Posting by Ade Tuty Anggriany | 11:39 AM

1. How Cultures Work

Cultural messages shape our understandings of relationships, and of how to deal with the conflict and harmony that are always present whenever two or more people come together. Writing about or working across cultures is complicated, but not impossible. Here are some complications in working with cultural dimensions of conflict, and the implications that flow from them:

a) Culture is multi-layered -- what you see on the surface may mask differences below the surface.Therefore, cultural generalizations are not the whole story, and there is no substitute for building relationships and sharing experiences, coming to know others more deeply over time.

b) Culture is constantly in flux -- as conditions change, cultural groups adapt in dynamic and sometimes unpredictable ways. Therefore, no comprehensive description can ever be formulated about a particular group. Any attempt to understand a group must take the dimensions of time, context, and individual differences into account.

c) Culture is elastic -- knowing the cultural norms of a given group does not predict the behavior of a member of that group, who may not conform to norms for individual or contextual reasons.Therefore, taxonomies (e.g. "Italians think this way," or "Buddhists prefer that") have limited use, and can lead to error if not checked with experience.

d) Culture is largely below the surface, influencing identities and meaning-making, or who we believe ourselves to be and what we care about -- it is not easy to access these symbolic levels since they are largely outside our awareness. Therefore, it is important to use many ways of learning about the cultural dimensions of those involved in a conflict, especially indirect ways, including stories, metaphors, and rituals.

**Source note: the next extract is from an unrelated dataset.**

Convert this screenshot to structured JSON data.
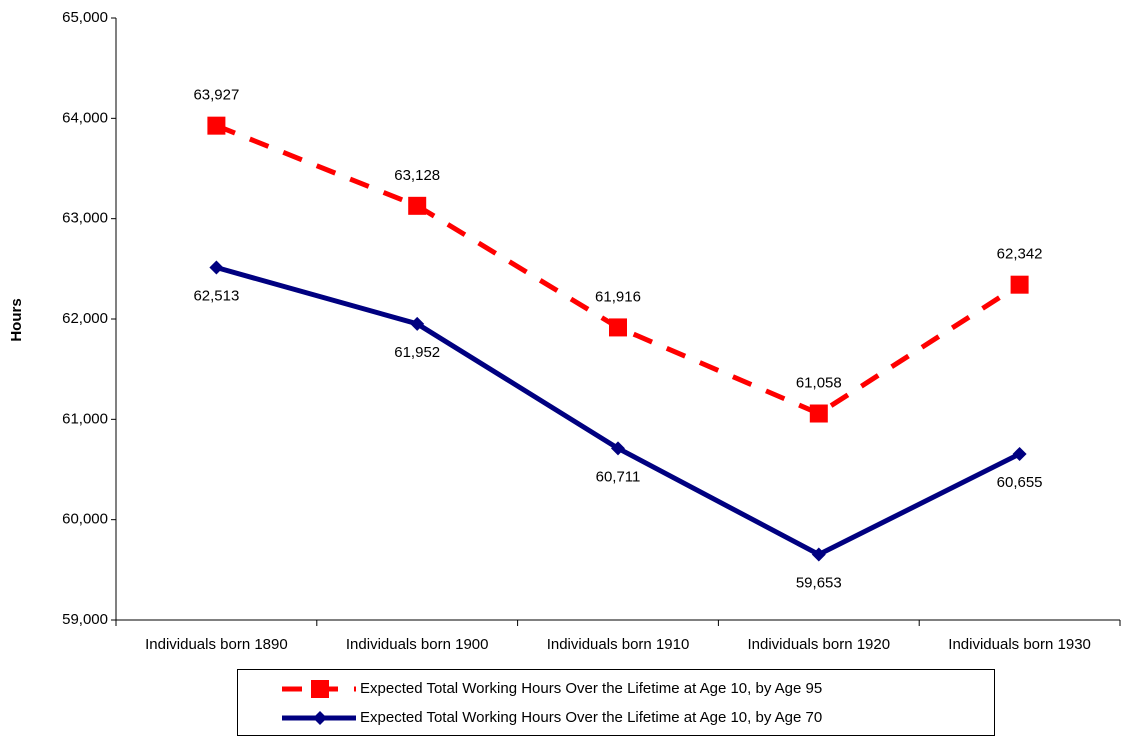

e) Cultural influences and identities become important depending on context. When an aspect of cultural identity is threatened or misunderstood, it may become relatively more important than other cultural identities and this fixed, narrow identity may become the focus of stereotyping, negative projection, and conflict. This is a very common situation in intractable conflicts. Therefore, it is useful for people in conflict to have interactive experiences that help them see each other as broadly as possible, experiences that foster the recognition of shared identities as well as those that are different.

Since culture is so closely related to our identities (who we think we are), and the ways we make meaning (what is important to us and how), it is always a factor in conflict. Cultural awareness leads us to apply the Platinum Rule in place of the Golden Rule. Rather than the maxim "Do unto others as you would have them do unto you," the Platinum Rule advises: "Do unto others as they would have you do unto them."